Élue (EELV) à la mairie de Nice, Sylvie Bonaldi n’en a pas moins ramassé une volée de bois vert après avoir affirmé qu’elle «approuvait» ce sabotage. À tel point qu’elle a dû légèrement rétropédaler : «Le terme exact qui ne m’est pas venu sur le moment est “je comprends”.»
«Quand vous faites partie de ceux qui, comme moi, pensent que la 4G est déjà dangereuse pour la santé, que la 5G va aggraver le problème, qu’on nous impose ces antennes sans réelles études environnementales et sanitaires, et sans consulter la population, oui, je comprends que le seul moyen de l’empêcher passe par ce genre d’actes. Pour moi, c’est un acte de désobéissance civile, et ça ne touche que du matériel», précise-t-elle aujourd’hui.
«L’idée du sabotage renaît, à mesure que la rage à l’égard de l’obstination destructrice du capitalisme grandit, observe le journaliste Hervé Kempf dans son dernier ouvrage. Dégonfler les pneus des SUV, obscurcir les flashcodes des trottinettes électriques, éteindre les lumières des magasins illuminés sans raison, poser des autocollants sur des caméras de surveillance, détruire des antennes 5G – les actions, disparates, se multiplient. »
Me Padovani, lui aussi, voit dans ce sabotage un acte militant : «Je vous le dis, je n’ai jamais voté à gauche.

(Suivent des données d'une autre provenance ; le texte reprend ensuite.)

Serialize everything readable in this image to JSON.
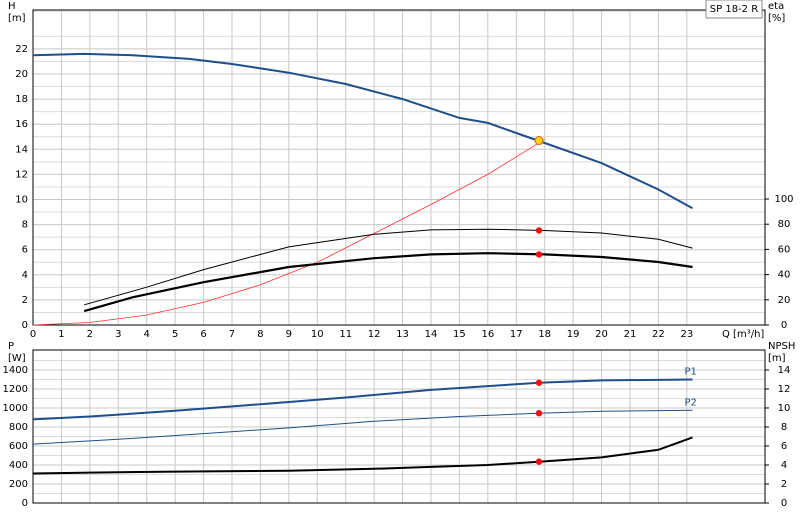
{
  "chart_data": [
    {
      "type": "line",
      "label_box": "SP 18-2 R",
      "ylabel": "H",
      "yunit": "[m]",
      "y2label": "eta",
      "y2unit": "[%]",
      "xlabel": "Q [m³/h]",
      "xlim": [
        0,
        25.75
      ],
      "xticks": [
        0,
        1,
        2,
        3,
        4,
        5,
        6,
        7,
        8,
        9,
        10,
        11,
        12,
        13,
        14,
        15,
        16,
        17,
        18,
        19,
        20,
        21,
        22,
        23
      ],
      "ylim": [
        0,
        25.1
      ],
      "yticks": [
        0,
        2,
        4,
        6,
        8,
        10,
        12,
        14,
        16,
        18,
        20,
        22
      ],
      "yminor": [
        1,
        3,
        5,
        7,
        9,
        11,
        13,
        15,
        17,
        19,
        21,
        23,
        25
      ],
      "y2lim": [
        0,
        250
      ],
      "y2ticks": [
        0,
        20,
        40,
        60,
        80,
        100
      ],
      "grid": true,
      "series": [
        {
          "color": "#1f4e8c",
          "width": 2,
          "style": "line",
          "x": [
            0,
            1.8,
            3.5,
            5.5,
            7,
            9,
            11,
            13,
            15,
            16,
            17,
            18,
            20,
            22,
            23.2
          ],
          "values": [
            21.5,
            21.6,
            21.5,
            21.2,
            20.8,
            20.1,
            19.2,
            18,
            16.5,
            16.1,
            15.3,
            14.5,
            12.9,
            10.8,
            9.3
          ]
        },
        {
          "color": "#ff3030",
          "width": 0.8,
          "style": "line",
          "x": [
            0,
            2,
            4,
            6,
            8,
            10,
            12,
            14,
            16,
            18
          ],
          "values": [
            0,
            0.2,
            0.8,
            1.8,
            3.2,
            5,
            7.3,
            9.6,
            12,
            14.8
          ]
        },
        {
          "color": "#000000",
          "width": 1,
          "style": "line",
          "axis": "y2",
          "x": [
            1.8,
            4,
            6,
            9,
            12,
            14,
            16,
            18,
            20,
            22,
            23.2
          ],
          "values": [
            16,
            30,
            44,
            62,
            72,
            75.5,
            76,
            75,
            73,
            68,
            61
          ]
        },
        {
          "color": "#000000",
          "width": 2.2,
          "style": "line",
          "axis": "y2",
          "x": [
            1.8,
            3.5,
            6,
            9,
            12,
            14,
            16,
            18,
            20,
            22,
            23.2
          ],
          "values": [
            11,
            22,
            34,
            46,
            53,
            56,
            57,
            56,
            54,
            50,
            46
          ]
        },
        {
          "color": "#ee1111",
          "style": "dot",
          "axis": "y2",
          "x": [
            17.8,
            17.8
          ],
          "values": [
            75,
            56
          ]
        },
        {
          "color": "#ffd21f",
          "style": "point",
          "x": [
            17.8
          ],
          "values": [
            14.7
          ]
        }
      ]
    },
    {
      "type": "line",
      "ylabel": "P",
      "yunit": "[W]",
      "y2label": "NPSH",
      "y2unit": "[m]",
      "xlim": [
        0,
        25.75
      ],
      "xticks": [
        0,
        1,
        2,
        3,
        4,
        5,
        6,
        7,
        8,
        9,
        10,
        11,
        12,
        13,
        14,
        15,
        16,
        17,
        18,
        19,
        20,
        21,
        22,
        23
      ],
      "ylim": [
        0,
        1610
      ],
      "yticks": [
        0,
        200,
        400,
        600,
        800,
        1000,
        1200,
        1400
      ],
      "yminor": [
        100,
        300,
        500,
        700,
        900,
        1100,
        1300,
        1500
      ],
      "y2lim": [
        0,
        16.1
      ],
      "y2ticks": [
        0,
        2,
        4,
        6,
        8,
        10,
        12,
        14
      ],
      "grid": true,
      "series": [
        {
          "name": "P1",
          "color": "#1f4e8c",
          "width": 2,
          "style": "line",
          "x": [
            0,
            2,
            5,
            8,
            11,
            14,
            16,
            17.8,
            20,
            23.2
          ],
          "values": [
            880,
            910,
            970,
            1040,
            1110,
            1190,
            1230,
            1265,
            1290,
            1300
          ]
        },
        {
          "name": "P2",
          "color": "#1f4e8c",
          "width": 1,
          "style": "line",
          "x": [
            0,
            3,
            6,
            9,
            12,
            15,
            17.8,
            20,
            23.2
          ],
          "values": [
            620,
            670,
            730,
            790,
            860,
            910,
            945,
            965,
            975
          ]
        },
        {
          "color": "#000000",
          "width": 2,
          "style": "line",
          "axis": "y2",
          "x": [
            0,
            2,
            5,
            9,
            12,
            14,
            16,
            17.8,
            20,
            22,
            23.2
          ],
          "values": [
            3.1,
            3.2,
            3.3,
            3.4,
            3.6,
            3.8,
            4.0,
            4.35,
            4.8,
            5.6,
            6.9
          ]
        },
        {
          "color": "#ee1111",
          "style": "dot",
          "x": [
            17.8,
            17.8
          ],
          "values": [
            1265,
            945
          ]
        },
        {
          "color": "#ee1111",
          "style": "dot",
          "axis": "y2",
          "x": [
            17.8
          ],
          "values": [
            4.35
          ]
        }
      ]
    }
  ]
}
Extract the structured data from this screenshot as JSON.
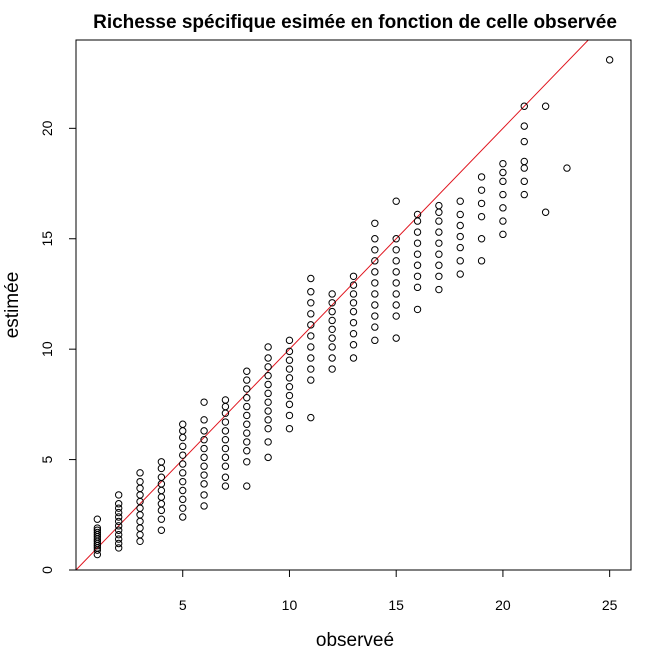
{
  "chart_data": {
    "type": "scatter",
    "title": "Richesse spécifique esimée en fonction de celle observée",
    "xlabel": "observeé",
    "ylabel": "estimée",
    "xlim": [
      0,
      26
    ],
    "ylim": [
      0,
      24
    ],
    "xticks": [
      5,
      10,
      15,
      20,
      25
    ],
    "yticks": [
      0,
      5,
      10,
      15,
      20
    ],
    "grid": false,
    "legend": "none",
    "reference_line": {
      "type": "identity",
      "intercept": 0,
      "slope": 1,
      "color": "#e0141e"
    },
    "point_color": "#000000",
    "points": [
      {
        "x": 1,
        "y": 0.7
      },
      {
        "x": 1,
        "y": 0.9
      },
      {
        "x": 1,
        "y": 1.0
      },
      {
        "x": 1,
        "y": 1.1
      },
      {
        "x": 1,
        "y": 1.2
      },
      {
        "x": 1,
        "y": 1.3
      },
      {
        "x": 1,
        "y": 1.4
      },
      {
        "x": 1,
        "y": 1.5
      },
      {
        "x": 1,
        "y": 1.6
      },
      {
        "x": 1,
        "y": 1.7
      },
      {
        "x": 1,
        "y": 1.8
      },
      {
        "x": 1,
        "y": 1.9
      },
      {
        "x": 1,
        "y": 2.3
      },
      {
        "x": 2,
        "y": 1.0
      },
      {
        "x": 2,
        "y": 1.2
      },
      {
        "x": 2,
        "y": 1.4
      },
      {
        "x": 2,
        "y": 1.6
      },
      {
        "x": 2,
        "y": 1.8
      },
      {
        "x": 2,
        "y": 2.0
      },
      {
        "x": 2,
        "y": 2.2
      },
      {
        "x": 2,
        "y": 2.4
      },
      {
        "x": 2,
        "y": 2.6
      },
      {
        "x": 2,
        "y": 2.8
      },
      {
        "x": 2,
        "y": 3.0
      },
      {
        "x": 2,
        "y": 3.4
      },
      {
        "x": 3,
        "y": 1.3
      },
      {
        "x": 3,
        "y": 1.6
      },
      {
        "x": 3,
        "y": 1.9
      },
      {
        "x": 3,
        "y": 2.2
      },
      {
        "x": 3,
        "y": 2.5
      },
      {
        "x": 3,
        "y": 2.8
      },
      {
        "x": 3,
        "y": 3.1
      },
      {
        "x": 3,
        "y": 3.4
      },
      {
        "x": 3,
        "y": 3.7
      },
      {
        "x": 3,
        "y": 4.0
      },
      {
        "x": 3,
        "y": 4.4
      },
      {
        "x": 4,
        "y": 1.8
      },
      {
        "x": 4,
        "y": 2.3
      },
      {
        "x": 4,
        "y": 2.7
      },
      {
        "x": 4,
        "y": 3.0
      },
      {
        "x": 4,
        "y": 3.3
      },
      {
        "x": 4,
        "y": 3.6
      },
      {
        "x": 4,
        "y": 3.9
      },
      {
        "x": 4,
        "y": 4.2
      },
      {
        "x": 4,
        "y": 4.6
      },
      {
        "x": 4,
        "y": 4.9
      },
      {
        "x": 5,
        "y": 2.4
      },
      {
        "x": 5,
        "y": 2.8
      },
      {
        "x": 5,
        "y": 3.2
      },
      {
        "x": 5,
        "y": 3.6
      },
      {
        "x": 5,
        "y": 4.0
      },
      {
        "x": 5,
        "y": 4.4
      },
      {
        "x": 5,
        "y": 4.8
      },
      {
        "x": 5,
        "y": 5.2
      },
      {
        "x": 5,
        "y": 5.6
      },
      {
        "x": 5,
        "y": 6.0
      },
      {
        "x": 5,
        "y": 6.3
      },
      {
        "x": 5,
        "y": 6.6
      },
      {
        "x": 6,
        "y": 2.9
      },
      {
        "x": 6,
        "y": 3.4
      },
      {
        "x": 6,
        "y": 3.9
      },
      {
        "x": 6,
        "y": 4.3
      },
      {
        "x": 6,
        "y": 4.7
      },
      {
        "x": 6,
        "y": 5.1
      },
      {
        "x": 6,
        "y": 5.5
      },
      {
        "x": 6,
        "y": 5.9
      },
      {
        "x": 6,
        "y": 6.3
      },
      {
        "x": 6,
        "y": 6.8
      },
      {
        "x": 6,
        "y": 7.6
      },
      {
        "x": 7,
        "y": 3.8
      },
      {
        "x": 7,
        "y": 4.2
      },
      {
        "x": 7,
        "y": 4.7
      },
      {
        "x": 7,
        "y": 5.1
      },
      {
        "x": 7,
        "y": 5.5
      },
      {
        "x": 7,
        "y": 5.9
      },
      {
        "x": 7,
        "y": 6.3
      },
      {
        "x": 7,
        "y": 6.7
      },
      {
        "x": 7,
        "y": 7.1
      },
      {
        "x": 7,
        "y": 7.4
      },
      {
        "x": 7,
        "y": 7.7
      },
      {
        "x": 8,
        "y": 3.8
      },
      {
        "x": 8,
        "y": 4.9
      },
      {
        "x": 8,
        "y": 5.4
      },
      {
        "x": 8,
        "y": 5.8
      },
      {
        "x": 8,
        "y": 6.2
      },
      {
        "x": 8,
        "y": 6.6
      },
      {
        "x": 8,
        "y": 7.0
      },
      {
        "x": 8,
        "y": 7.4
      },
      {
        "x": 8,
        "y": 7.8
      },
      {
        "x": 8,
        "y": 8.2
      },
      {
        "x": 8,
        "y": 8.6
      },
      {
        "x": 8,
        "y": 9.0
      },
      {
        "x": 9,
        "y": 5.1
      },
      {
        "x": 9,
        "y": 5.8
      },
      {
        "x": 9,
        "y": 6.4
      },
      {
        "x": 9,
        "y": 6.8
      },
      {
        "x": 9,
        "y": 7.2
      },
      {
        "x": 9,
        "y": 7.6
      },
      {
        "x": 9,
        "y": 8.0
      },
      {
        "x": 9,
        "y": 8.4
      },
      {
        "x": 9,
        "y": 8.8
      },
      {
        "x": 9,
        "y": 9.2
      },
      {
        "x": 9,
        "y": 9.6
      },
      {
        "x": 9,
        "y": 10.1
      },
      {
        "x": 10,
        "y": 6.4
      },
      {
        "x": 10,
        "y": 7.0
      },
      {
        "x": 10,
        "y": 7.5
      },
      {
        "x": 10,
        "y": 7.9
      },
      {
        "x": 10,
        "y": 8.3
      },
      {
        "x": 10,
        "y": 8.7
      },
      {
        "x": 10,
        "y": 9.1
      },
      {
        "x": 10,
        "y": 9.5
      },
      {
        "x": 10,
        "y": 9.9
      },
      {
        "x": 10,
        "y": 10.4
      },
      {
        "x": 11,
        "y": 6.9
      },
      {
        "x": 11,
        "y": 8.6
      },
      {
        "x": 11,
        "y": 9.1
      },
      {
        "x": 11,
        "y": 9.6
      },
      {
        "x": 11,
        "y": 10.1
      },
      {
        "x": 11,
        "y": 10.6
      },
      {
        "x": 11,
        "y": 11.1
      },
      {
        "x": 11,
        "y": 11.6
      },
      {
        "x": 11,
        "y": 12.1
      },
      {
        "x": 11,
        "y": 12.6
      },
      {
        "x": 11,
        "y": 13.2
      },
      {
        "x": 12,
        "y": 9.1
      },
      {
        "x": 12,
        "y": 9.6
      },
      {
        "x": 12,
        "y": 10.1
      },
      {
        "x": 12,
        "y": 10.5
      },
      {
        "x": 12,
        "y": 10.9
      },
      {
        "x": 12,
        "y": 11.3
      },
      {
        "x": 12,
        "y": 11.7
      },
      {
        "x": 12,
        "y": 12.1
      },
      {
        "x": 12,
        "y": 12.5
      },
      {
        "x": 13,
        "y": 9.6
      },
      {
        "x": 13,
        "y": 10.2
      },
      {
        "x": 13,
        "y": 10.7
      },
      {
        "x": 13,
        "y": 11.2
      },
      {
        "x": 13,
        "y": 11.7
      },
      {
        "x": 13,
        "y": 12.1
      },
      {
        "x": 13,
        "y": 12.5
      },
      {
        "x": 13,
        "y": 12.9
      },
      {
        "x": 13,
        "y": 13.3
      },
      {
        "x": 14,
        "y": 10.4
      },
      {
        "x": 14,
        "y": 11.0
      },
      {
        "x": 14,
        "y": 11.5
      },
      {
        "x": 14,
        "y": 12.0
      },
      {
        "x": 14,
        "y": 12.5
      },
      {
        "x": 14,
        "y": 13.0
      },
      {
        "x": 14,
        "y": 13.5
      },
      {
        "x": 14,
        "y": 14.0
      },
      {
        "x": 14,
        "y": 14.5
      },
      {
        "x": 14,
        "y": 15.0
      },
      {
        "x": 14,
        "y": 15.7
      },
      {
        "x": 15,
        "y": 10.5
      },
      {
        "x": 15,
        "y": 11.5
      },
      {
        "x": 15,
        "y": 12.0
      },
      {
        "x": 15,
        "y": 12.5
      },
      {
        "x": 15,
        "y": 13.0
      },
      {
        "x": 15,
        "y": 13.5
      },
      {
        "x": 15,
        "y": 14.0
      },
      {
        "x": 15,
        "y": 14.5
      },
      {
        "x": 15,
        "y": 15.0
      },
      {
        "x": 15,
        "y": 16.7
      },
      {
        "x": 16,
        "y": 11.8
      },
      {
        "x": 16,
        "y": 12.8
      },
      {
        "x": 16,
        "y": 13.3
      },
      {
        "x": 16,
        "y": 13.8
      },
      {
        "x": 16,
        "y": 14.3
      },
      {
        "x": 16,
        "y": 14.8
      },
      {
        "x": 16,
        "y": 15.3
      },
      {
        "x": 16,
        "y": 15.8
      },
      {
        "x": 16,
        "y": 16.1
      },
      {
        "x": 17,
        "y": 12.7
      },
      {
        "x": 17,
        "y": 13.3
      },
      {
        "x": 17,
        "y": 13.8
      },
      {
        "x": 17,
        "y": 14.3
      },
      {
        "x": 17,
        "y": 14.8
      },
      {
        "x": 17,
        "y": 15.3
      },
      {
        "x": 17,
        "y": 15.8
      },
      {
        "x": 17,
        "y": 16.2
      },
      {
        "x": 17,
        "y": 16.5
      },
      {
        "x": 18,
        "y": 13.4
      },
      {
        "x": 18,
        "y": 14.0
      },
      {
        "x": 18,
        "y": 14.6
      },
      {
        "x": 18,
        "y": 15.1
      },
      {
        "x": 18,
        "y": 15.6
      },
      {
        "x": 18,
        "y": 16.1
      },
      {
        "x": 18,
        "y": 16.7
      },
      {
        "x": 19,
        "y": 14.0
      },
      {
        "x": 19,
        "y": 15.0
      },
      {
        "x": 19,
        "y": 16.0
      },
      {
        "x": 19,
        "y": 16.6
      },
      {
        "x": 19,
        "y": 17.2
      },
      {
        "x": 19,
        "y": 17.8
      },
      {
        "x": 20,
        "y": 15.2
      },
      {
        "x": 20,
        "y": 15.8
      },
      {
        "x": 20,
        "y": 16.4
      },
      {
        "x": 20,
        "y": 17.0
      },
      {
        "x": 20,
        "y": 17.6
      },
      {
        "x": 20,
        "y": 18.0
      },
      {
        "x": 20,
        "y": 18.4
      },
      {
        "x": 21,
        "y": 17.0
      },
      {
        "x": 21,
        "y": 17.6
      },
      {
        "x": 21,
        "y": 18.2
      },
      {
        "x": 21,
        "y": 18.5
      },
      {
        "x": 21,
        "y": 19.4
      },
      {
        "x": 21,
        "y": 20.1
      },
      {
        "x": 21,
        "y": 21.0
      },
      {
        "x": 22,
        "y": 16.2
      },
      {
        "x": 22,
        "y": 21.0
      },
      {
        "x": 23,
        "y": 18.2
      },
      {
        "x": 25,
        "y": 23.1
      }
    ]
  }
}
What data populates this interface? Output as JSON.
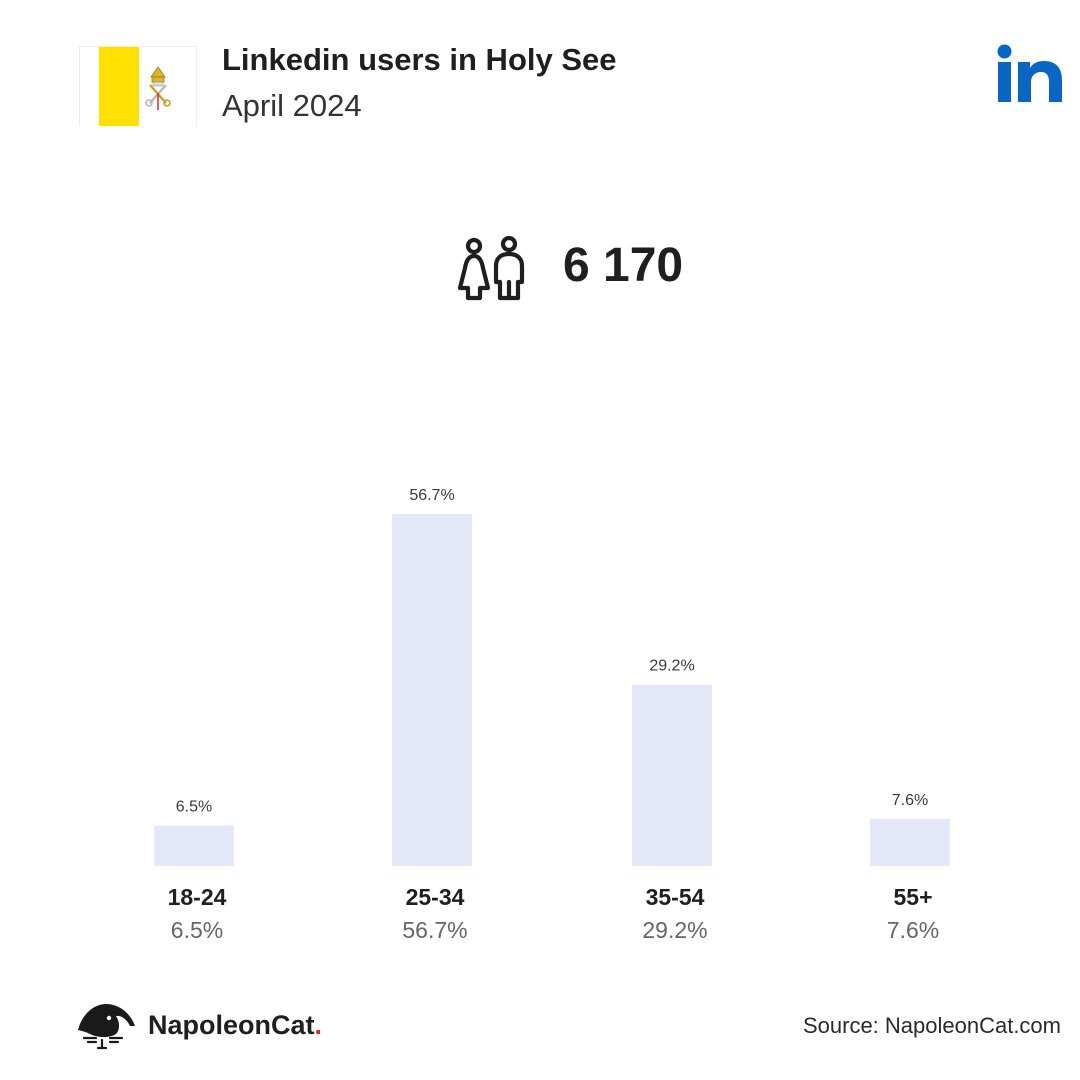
{
  "header": {
    "title": "Linkedin users in Holy See",
    "subtitle": "April 2024"
  },
  "summary": {
    "total_users": "6 170"
  },
  "colors": {
    "bar": "#e4e7f8",
    "linkedin_blue": "#0a66c2",
    "flag_yellow": "#ffe000",
    "brand_dot": "#e3262e"
  },
  "icons": {
    "flag": "holy-see-flag-icon",
    "platform": "linkedin-logo-icon",
    "users": "man-woman-icon",
    "brand": "napoleoncat-logo-icon"
  },
  "chart_data": {
    "type": "bar",
    "categories": [
      "18-24",
      "25-34",
      "35-54",
      "55+"
    ],
    "values": [
      6.5,
      56.7,
      29.2,
      7.6
    ],
    "value_labels": [
      "6.5%",
      "56.7%",
      "29.2%",
      "7.6%"
    ],
    "ylim": [
      0,
      56.7
    ],
    "grid": false,
    "legend": "none"
  },
  "footer": {
    "brand_name": "NapoleonCat",
    "brand_dot": ".",
    "source": "Source: NapoleonCat.com"
  }
}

Mais regardez José Bové : ce mec-là nous a ouvert les yeux sur la malbouffe et les OGM. Ce n’est pas un voyou ! Quand les pouvoirs publics sont sourds, que vous ne pouvez rien faire, avec ce genre d’actes, vous commencez à avoir certains résultats.»
Conclusion du jeune incendiaire niçois, dans les colonnes de Nice Matin : «Je ne suis pas fier de ce geste. Mais c’est bien, même si c’est un petit pas.»